On Tue 2018-04-17 16:19:35, Sasha Levin wrote:
On Tue, Apr 17, 2018 at 05:55:49PM +0200, Jan Kara wrote:
On Tue 17-04-18 13:31:51, Sasha Levin wrote:
We may be able to guesstimate the 'regression chance', but there's no way we can guess the 'annoyance' once. There are so many different use cases that we just can't even guess how many people would get "annoyed" by something.

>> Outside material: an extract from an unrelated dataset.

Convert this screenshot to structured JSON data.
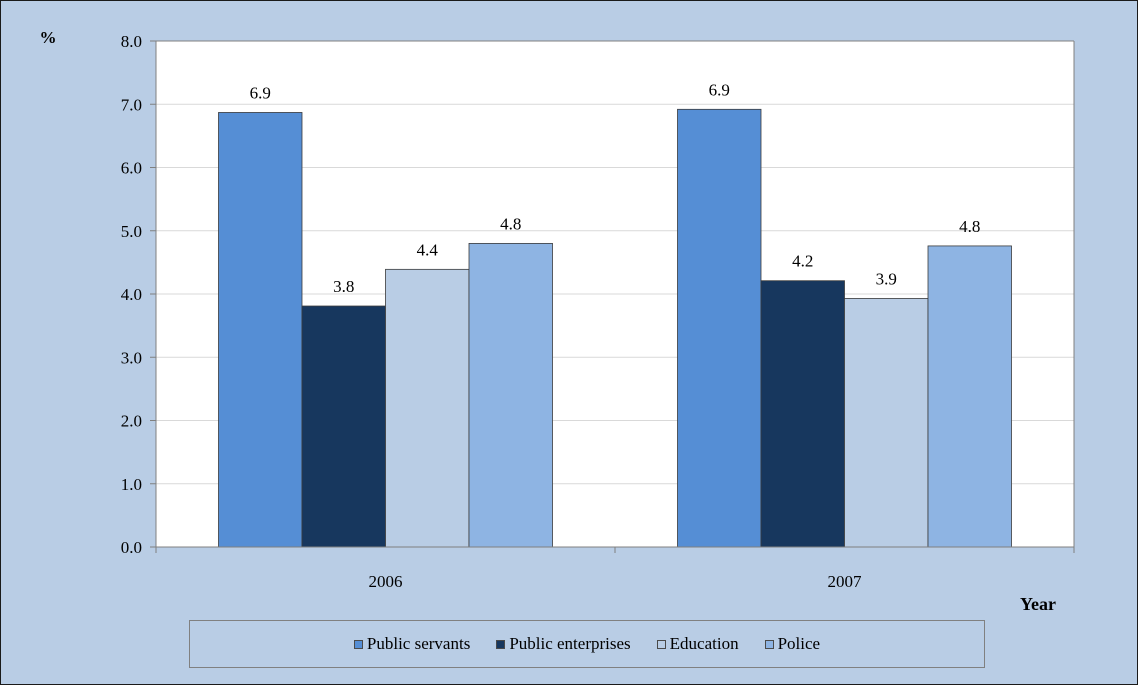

As a maintainer, I hope I have reasonable idea what are common use cases for my subsystem. Those I cater to when estimating 'annoyance'. Sure I don't know all of the use cases so people doing unusual stuff hit more bugs and have to report them to get fixes included in -stable. But for me this is a preferable tradeoff over the risk of regression so this is the rule I use when tagging for stable. Now I'm not a -stable maintainer and I fully agree with "those who do the work decide" principle so pick whatever patches you think are appropriate, I just wanted explain why I don't think more patches in stable are necessarily good.
The AUTOSEL story is different for subsystems that don't do -stable, and subsystems that are actually doing the work (like yourself).
I'm not trying to override active maintainers, I'm trying to help them make decisions.
Ok, cool. Can you exclude LED subsystem, Hibernation and Nokia N900 stuff from autosel work?